4 keys to preparing your firm for a transaction
Even if you have no plans to sell, taking these steps will mean you're running a better business.
NOV 30, 2022

Pat McClain, my business partner of 30 years, has repeatedly told me that we should prep our business for sale even if we have no intention of doing so.  

His reminders always prompt me to think about an old neighbor of mine who set about fixing up his house for sale. He had the place painted, replaced the floors and carpets, and put on a new roof. When he had completed all the projects, he said to his wife, “It’s so nice, I don’t want to sell it now.”

It’s the same principle with your advisory firm: Get it running on all cylinders so it’s everything you want it to be and so you can more thoroughly appreciate it.

Another important reason it’s wise to prepare your firm for sale is that you might just suddenly find the perfect partner to merge with or sell to.

Here are four ways to get your practice running smoothly and, should the opportunity arise, ready for a transaction.

First, have your books audited. I’m amazed at how few firms take the time to do a basic audit. Granted, it takes work, but having your books audited by a reputable accounting firm will instill a great deal of confidence if anyone ever wants to review your financials.

Next, keep track of your net flows. Most advisory firms do a poor job of tracking how many clients joined them each year and how many left. Further, they fail to keep track of how many assets transferred in versus transferred out, either via withdrawals or termination. Knowing the facts about the health of your business will not only be valuable to prospective buyers, but is beneficial to you, as well. If you find your firm isn’t growing (most small and medium-sized advisory firms aren’t), you’ll have a good baseline from which to measure the success of any efforts you undertake to grow.

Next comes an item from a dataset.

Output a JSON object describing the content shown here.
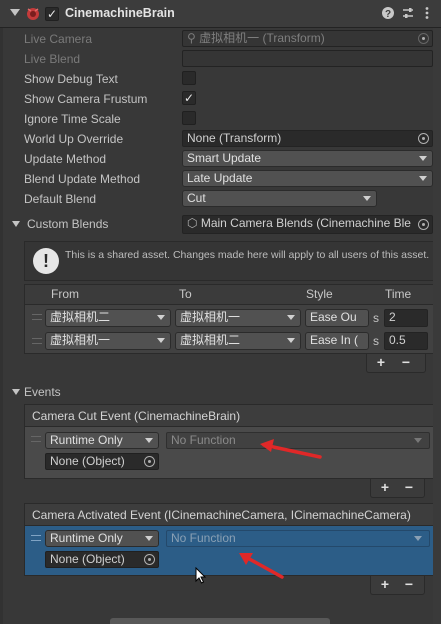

Then separate your business expenses from your personal expenses. Having nonbusiness-related expenses paid for by your firm is simply a bad idea. I once saw someone deducting the storage facility for their motor home. The excuse was that they might use the motor home to visit clients. Any deductions that you are taking that aren’t legitimate business expenses are not only wrong, but they will cause a buyer to question your integrity and business acumen.

Lastly, pay yourself a salary. If you can determine a fair market wage for yourself (such as a replacement wage), take this in the form of a salary. You can distribute any excess profits each quarter, but it’s much easier to identify the true value of your firm if you already know what your salary should be.

By going through these exercises, you’ll be in great shape should you suddenly need to sell your firm due to a health issue. And even if you don’t sell for years, you’ll be running a better business.

Scott Hanson is co-founder of Allworth Financial, formerly Hanson McClain Advisors, a fee-based RIA with $15 billion in AUM.